La defensora Wendie Renard (ex capitana durante el Mundial Canadá 2015) y la delantera Emelyne Laurent vinieron al mundo en Martinica, territorio insular del Caribe; los padres de Delphine Cascarino —una de las extremos del Olympique de Lyon— nacieron en Guadalupe, otra región de las Antillas centroamericanas subordinada a Francia; y la atacante Valérie Gauvin es oriunda de Reunión, isla del océano Índico, ubicada al este de Madagascar y que también se encuentra supeditada a la república europea.

Cada una tiene un rol distinto en el equipo, más activo dependiendo el caso, pero todas comparten un pasado, un inicio por fuera del país al que representan. “El Fin del Mundo. Nada más que el mar frente a ti y una montaña gigante a tus espaldas”, describe Renard a Martinica, en una nota que ella publicó en The Players Tribune. Seguro que no es la única que piensa eso sobre su lugar de origen, para las cuatro debe ser El Fin del Mundo, aún más para Laurent, coterránea de la central.

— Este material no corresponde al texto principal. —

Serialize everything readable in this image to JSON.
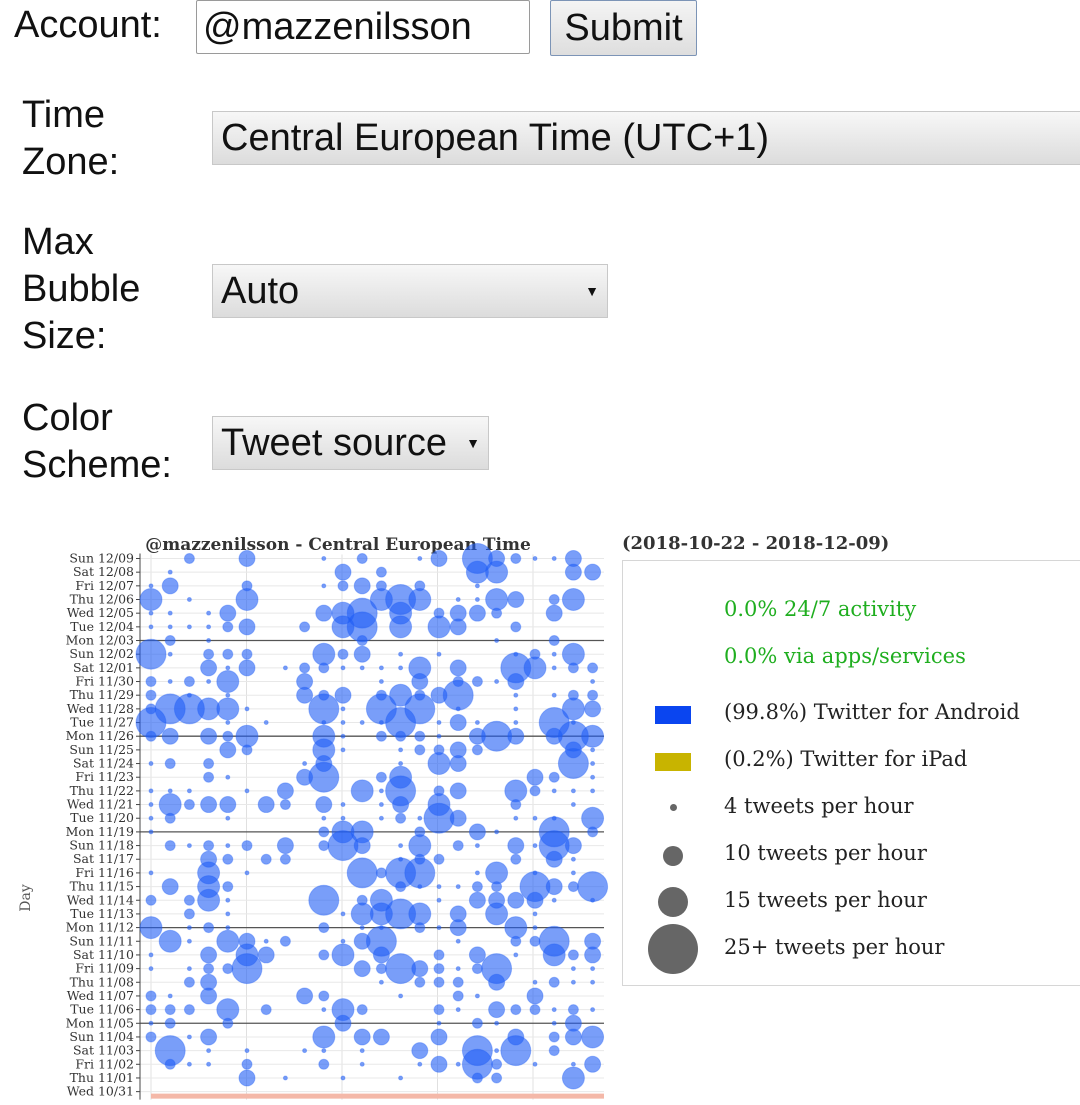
{
  "form": {
    "account_label": "Account:",
    "account_value": "@mazzenilsson",
    "submit_label": "Submit",
    "timezone_label_1": "Time",
    "timezone_label_2": "Zone:",
    "timezone_value": "Central European Time (UTC+1)",
    "bubble_label_1": "Max",
    "bubble_label_2": "Bubble",
    "bubble_label_3": "Size:",
    "bubble_value": "Auto",
    "color_label_1": "Color",
    "color_label_2": "Scheme:",
    "color_value": "Tweet source"
  },
  "chart_data": {
    "type": "scatter",
    "title": "@mazzenilsson - Central European Time",
    "date_range": "(2018-10-22 - 2018-12-09)",
    "ylabel": "Day",
    "grid": true,
    "colors": {
      "android": "#1f5ef5",
      "ipad": "#c8b400"
    },
    "days": [
      "Sun 12/09",
      "Sat 12/08",
      "Fri 12/07",
      "Thu 12/06",
      "Wed 12/05",
      "Tue 12/04",
      "Mon 12/03",
      "Sun 12/02",
      "Sat 12/01",
      "Fri 11/30",
      "Thu 11/29",
      "Wed 11/28",
      "Tue 11/27",
      "Mon 11/26",
      "Sun 11/25",
      "Sat 11/24",
      "Fri 11/23",
      "Thu 11/22",
      "Wed 11/21",
      "Tue 11/20",
      "Mon 11/19",
      "Sun 11/18",
      "Sat 11/17",
      "Fri 11/16",
      "Thu 11/15",
      "Wed 11/14",
      "Tue 11/13",
      "Mon 11/12",
      "Sun 11/11",
      "Sat 11/10",
      "Fri 11/09",
      "Thu 11/08",
      "Wed 11/07",
      "Tue 11/06",
      "Mon 11/05",
      "Sun 11/04",
      "Sat 11/03",
      "Fri 11/02",
      "Thu 11/01",
      "Wed 10/31"
    ],
    "monday_rows": [
      6,
      13,
      20,
      27,
      34
    ]
  },
  "legend": {
    "activity": "0.0% 24/7 activity",
    "apps": "0.0% via apps/services",
    "android": "(99.8%) Twitter for Android",
    "ipad": "(0.2%) Twitter for iPad",
    "size_4": "4 tweets per hour",
    "size_10": "10 tweets per hour",
    "size_15": "15 tweets per hour",
    "size_25": "25+ tweets per hour"
  }
}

En un Estado como Francia, en el que el 25 por ciento de los trabajadores explicitan haber sido objeto de discriminaciones por su color de piel o religión, y que cada vez endurece más las políticas de entrada a su territorio para los extranjeros, es casi ineludible reflexionar sobre qué hubiera acontecido si los antecesores de estos jugadores y jugadoras no hubieran ingresado allí. ¿Al conjunto nacional masculino le hubiera alcanzado para coronarse? Nunca lo sabremos.

Es inevitable pensar, además, qué ocurriría si Les Bleues se alzasen con la copa el 7 de julio próximo. En tan solo un año, los dos combinados de fútbol serían campeones mundiales con una enérgica participación de hombres y mujeres con raíces en las colonias de principios de siglo pasado y en las actuales dependencias de ultramar. Los discursos de los dirigentes se verían modificados, quizás, y cada cual llevaría agua para su molino, engalanando a las heroínas de tal proeza. Esto último no se puede afirmar, pero lamentablemente pasa, siempre pasa.